It seems that I have lost my touch and touch with the reason I started a good many things on the intercedes. I would like to say that I have a good excuse for loosing my way, but excuses are a time a dozen and if I got paid for them I would be rich. I downloaded something to my laptop that might help me remember to blog more often. I need to fidn my way or my way back. I think I have lost myself and now I need to travel the web to find me again. My fear is that I am too lost to be found. I also fear that the people I held dear once have grown tired of me, my trials and my excuses. If I didnt have the strength before to stand up and do what I needed or to have followed the advice that was once freely given but sadly ignored what or why would they stand by or keep giving freely what they did before.

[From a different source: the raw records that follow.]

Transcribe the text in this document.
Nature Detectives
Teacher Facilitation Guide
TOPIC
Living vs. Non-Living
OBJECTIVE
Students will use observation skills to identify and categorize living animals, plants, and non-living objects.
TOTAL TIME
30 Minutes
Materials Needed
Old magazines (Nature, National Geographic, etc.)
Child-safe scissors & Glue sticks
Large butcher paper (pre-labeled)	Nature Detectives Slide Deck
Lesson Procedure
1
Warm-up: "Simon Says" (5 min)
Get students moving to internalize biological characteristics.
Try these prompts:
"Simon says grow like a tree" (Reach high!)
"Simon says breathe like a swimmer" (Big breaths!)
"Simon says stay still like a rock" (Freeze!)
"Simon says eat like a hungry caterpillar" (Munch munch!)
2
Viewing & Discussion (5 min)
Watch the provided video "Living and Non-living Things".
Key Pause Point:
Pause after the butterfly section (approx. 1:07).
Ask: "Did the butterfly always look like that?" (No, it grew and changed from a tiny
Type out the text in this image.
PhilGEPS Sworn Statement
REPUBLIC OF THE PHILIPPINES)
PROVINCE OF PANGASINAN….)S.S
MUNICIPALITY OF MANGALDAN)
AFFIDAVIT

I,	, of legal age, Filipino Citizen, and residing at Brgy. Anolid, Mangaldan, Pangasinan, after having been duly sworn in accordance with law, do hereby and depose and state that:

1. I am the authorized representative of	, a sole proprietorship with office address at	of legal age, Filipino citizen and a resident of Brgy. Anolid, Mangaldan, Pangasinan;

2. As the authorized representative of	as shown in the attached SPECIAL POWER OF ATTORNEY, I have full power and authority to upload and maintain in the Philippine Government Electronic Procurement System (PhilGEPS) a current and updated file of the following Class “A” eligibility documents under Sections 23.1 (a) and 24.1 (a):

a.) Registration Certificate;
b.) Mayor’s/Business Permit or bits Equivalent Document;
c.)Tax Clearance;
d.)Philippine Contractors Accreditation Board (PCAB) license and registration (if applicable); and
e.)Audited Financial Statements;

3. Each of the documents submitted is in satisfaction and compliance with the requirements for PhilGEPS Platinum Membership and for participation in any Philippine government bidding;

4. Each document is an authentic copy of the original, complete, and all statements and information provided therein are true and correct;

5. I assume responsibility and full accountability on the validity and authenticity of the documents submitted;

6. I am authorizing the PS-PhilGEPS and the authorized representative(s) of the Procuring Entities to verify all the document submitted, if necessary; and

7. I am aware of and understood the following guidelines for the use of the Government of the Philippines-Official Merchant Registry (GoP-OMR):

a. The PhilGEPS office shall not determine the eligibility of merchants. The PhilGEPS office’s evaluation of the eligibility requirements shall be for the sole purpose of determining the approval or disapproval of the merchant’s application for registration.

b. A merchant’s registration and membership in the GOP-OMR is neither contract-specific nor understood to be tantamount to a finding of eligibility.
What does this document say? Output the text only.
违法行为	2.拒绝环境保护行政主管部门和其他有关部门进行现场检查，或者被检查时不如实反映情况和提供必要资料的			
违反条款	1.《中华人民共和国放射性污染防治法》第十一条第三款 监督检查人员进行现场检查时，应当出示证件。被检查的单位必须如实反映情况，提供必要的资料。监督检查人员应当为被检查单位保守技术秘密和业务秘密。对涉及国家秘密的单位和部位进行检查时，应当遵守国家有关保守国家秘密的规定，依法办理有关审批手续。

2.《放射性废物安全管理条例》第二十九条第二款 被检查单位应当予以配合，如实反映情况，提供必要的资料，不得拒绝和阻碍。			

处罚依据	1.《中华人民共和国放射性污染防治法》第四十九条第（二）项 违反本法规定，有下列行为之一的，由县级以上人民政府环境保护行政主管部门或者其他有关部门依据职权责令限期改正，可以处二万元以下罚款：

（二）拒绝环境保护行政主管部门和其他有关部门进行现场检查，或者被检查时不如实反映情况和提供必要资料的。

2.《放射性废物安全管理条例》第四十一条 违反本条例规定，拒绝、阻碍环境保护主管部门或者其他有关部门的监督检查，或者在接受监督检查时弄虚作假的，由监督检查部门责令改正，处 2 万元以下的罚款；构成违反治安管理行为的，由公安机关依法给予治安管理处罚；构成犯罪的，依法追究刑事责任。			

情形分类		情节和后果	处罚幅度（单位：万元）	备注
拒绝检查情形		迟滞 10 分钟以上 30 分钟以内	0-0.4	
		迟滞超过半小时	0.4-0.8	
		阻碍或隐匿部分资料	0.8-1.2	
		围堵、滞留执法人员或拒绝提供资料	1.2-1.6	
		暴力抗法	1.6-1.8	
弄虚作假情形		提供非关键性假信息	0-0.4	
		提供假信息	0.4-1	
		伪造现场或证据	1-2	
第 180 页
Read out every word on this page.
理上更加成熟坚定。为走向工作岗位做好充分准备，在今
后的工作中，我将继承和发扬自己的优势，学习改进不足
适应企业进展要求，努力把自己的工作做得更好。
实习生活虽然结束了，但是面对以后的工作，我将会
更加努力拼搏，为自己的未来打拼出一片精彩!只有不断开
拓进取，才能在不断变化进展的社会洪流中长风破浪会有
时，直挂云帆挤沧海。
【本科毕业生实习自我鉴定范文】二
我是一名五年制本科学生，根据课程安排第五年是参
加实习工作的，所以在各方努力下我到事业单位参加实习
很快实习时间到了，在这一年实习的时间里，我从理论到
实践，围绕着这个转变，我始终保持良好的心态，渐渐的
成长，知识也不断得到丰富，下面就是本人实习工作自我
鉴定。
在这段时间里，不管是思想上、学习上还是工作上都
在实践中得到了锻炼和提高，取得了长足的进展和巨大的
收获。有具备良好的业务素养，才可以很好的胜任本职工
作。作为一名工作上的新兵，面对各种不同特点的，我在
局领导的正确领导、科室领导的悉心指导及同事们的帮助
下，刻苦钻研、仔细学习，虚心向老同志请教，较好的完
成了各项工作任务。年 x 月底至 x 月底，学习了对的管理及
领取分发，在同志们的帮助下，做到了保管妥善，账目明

A few weeks ago I called an old friend. One I have helped in the past and one who has helped me. She told me that if I wasnt going to fix myself than there was nothing she could or would do to help fix me. It has eaten away at me and I wondered if I allowed myself to wallow in my life for so long that everyone has deciaded to wash themselves of me. I have let myself and many friends down and I dont know if I can make ammends for it. This latest set back with my laptop just seems like the nail needed in my coffin for another friend to loose faith and hope in me. This morning for some reason it all has come to a head and I needed to get it all out. maybe I just needed to write. Writing is something else I have taken for granted. I have felt for a long time that I dont measure up. That I dont have what it takes to write. So I convinced myself to stop. That It doesnt matter anymore that I might have a story to tell that there is no one who wishes to hear it any longer since I have selfishly put other things first.
I dont know if I feel I need to make my New Years changes now of if This is a good bye letter to myself and my bad habits. However I do know that this is me trying to move forward through much mud. I am tired of holding myself back.. I am tired of allowing others to help me to hold myself back. I feel its time that I find my own empowerment and use it. The question I am left asking myself is how and where will I find th is empowerment.
Thank you for those of you who are hanging on. Thank you to those who havent lost faith in me when I myself have. Thank you just for being a friend.